Brian-Moss

Brian Moss with the CIBSE Gold Medal in 2008

UK: Brian Moss OBE, a hugely influential figure in the building services sector for more than 30 years, passed away at the weekend.

Brian Moss founded ventilation company Nuaire in Caerphilly in 1963 and grew the company to become a leader in fans and smoke ventilation products. A strong supporter of technical standards, he was also an innovator, being one of the first to include energy saving fan speed controls as standard.

In 2004, having grown Nuaire to a £40m business with 350 employees and subsidiaries in France, he sold the business to its management team.

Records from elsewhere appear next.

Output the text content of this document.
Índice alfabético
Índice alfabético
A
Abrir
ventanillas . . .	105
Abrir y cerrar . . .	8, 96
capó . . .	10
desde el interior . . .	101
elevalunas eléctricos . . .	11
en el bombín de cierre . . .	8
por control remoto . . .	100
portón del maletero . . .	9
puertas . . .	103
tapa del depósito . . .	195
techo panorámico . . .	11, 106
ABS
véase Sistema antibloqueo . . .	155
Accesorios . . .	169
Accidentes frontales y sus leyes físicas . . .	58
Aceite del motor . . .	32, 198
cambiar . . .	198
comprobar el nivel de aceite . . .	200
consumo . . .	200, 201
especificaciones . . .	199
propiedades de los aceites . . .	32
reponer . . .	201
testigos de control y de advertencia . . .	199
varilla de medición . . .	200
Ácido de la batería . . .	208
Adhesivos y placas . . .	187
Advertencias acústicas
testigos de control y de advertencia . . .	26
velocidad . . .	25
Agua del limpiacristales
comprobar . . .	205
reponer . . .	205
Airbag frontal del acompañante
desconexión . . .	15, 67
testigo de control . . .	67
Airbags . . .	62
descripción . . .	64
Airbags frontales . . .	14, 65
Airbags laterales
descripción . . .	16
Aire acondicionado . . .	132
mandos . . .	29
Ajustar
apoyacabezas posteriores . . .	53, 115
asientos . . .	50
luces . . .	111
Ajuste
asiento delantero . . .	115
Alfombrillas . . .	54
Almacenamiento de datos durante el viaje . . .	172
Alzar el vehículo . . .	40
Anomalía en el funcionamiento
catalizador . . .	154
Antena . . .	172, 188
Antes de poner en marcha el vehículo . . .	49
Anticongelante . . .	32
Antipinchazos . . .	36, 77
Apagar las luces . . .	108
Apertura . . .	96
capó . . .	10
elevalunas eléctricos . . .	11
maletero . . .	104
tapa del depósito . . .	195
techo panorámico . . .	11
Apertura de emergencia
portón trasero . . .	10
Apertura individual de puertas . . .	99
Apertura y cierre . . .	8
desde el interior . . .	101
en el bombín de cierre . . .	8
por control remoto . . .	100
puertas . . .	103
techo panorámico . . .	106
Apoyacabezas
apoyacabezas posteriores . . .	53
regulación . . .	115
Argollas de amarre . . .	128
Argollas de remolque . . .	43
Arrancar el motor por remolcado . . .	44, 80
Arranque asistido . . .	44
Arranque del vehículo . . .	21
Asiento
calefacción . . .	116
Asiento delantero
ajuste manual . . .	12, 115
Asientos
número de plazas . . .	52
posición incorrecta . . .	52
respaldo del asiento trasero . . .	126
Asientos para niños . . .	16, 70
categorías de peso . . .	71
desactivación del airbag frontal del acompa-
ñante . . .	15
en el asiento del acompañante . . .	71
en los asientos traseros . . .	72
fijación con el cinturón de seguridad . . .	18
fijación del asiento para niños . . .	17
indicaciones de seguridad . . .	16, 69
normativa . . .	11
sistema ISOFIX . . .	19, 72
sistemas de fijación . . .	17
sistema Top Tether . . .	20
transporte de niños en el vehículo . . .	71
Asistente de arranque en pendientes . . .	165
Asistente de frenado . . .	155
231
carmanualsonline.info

During the 1980s, he was heavily involved with manufacturers’ group HEVAC. In addition to being HEVAC president from 1982 to 1984, he served on HEVAC Council and was chairman of several HEVAC specialist groups.

He went on to become president of the Chartered Institution of Building Services Engineers (CIBSE) in 1992 and also served as its treasurer. He was prominent in setting up and running CIBSE’s publications, research output and development committee. He also raised additional finance for the institution by running CIBSE Services, a company that takes advantage of opportunities relating to energy certification, and led the Weather Task Force, researching future data for buildings.

His efforts were rewarded in 2008 when he received CIBSE’s highest honour, the Gold Medal, in recognition of his service to the Institution.

Former FETA director general Cedric Sloan, said “Brian gave so much to our sector during a long career running his family company and yet finding the time to support BSRIA, CIBSE and HEVAC in many volunteer roles – even after his retirement. It was always a pleasure to speak to such a polite and knowledgeable member of our profession and I for one very much regret his passing. He was a devout member of the Jewish faith, generous to communities in Israel, yet without making his religious beliefs in any way a condition of friendship.”

Robert Higgs, former chief executive of the HVCA (now BESA), said: “He involved himself, very effectively, in so many aspects of the industry at very senior levels – and whilst he would be the statesman when it was necessary, he was also able to see the more amusing side of life when it was appropriate to do so. He was always personally supportive of what we in the HVCA tried to achieve, particularly in building relationships throughout the industry.”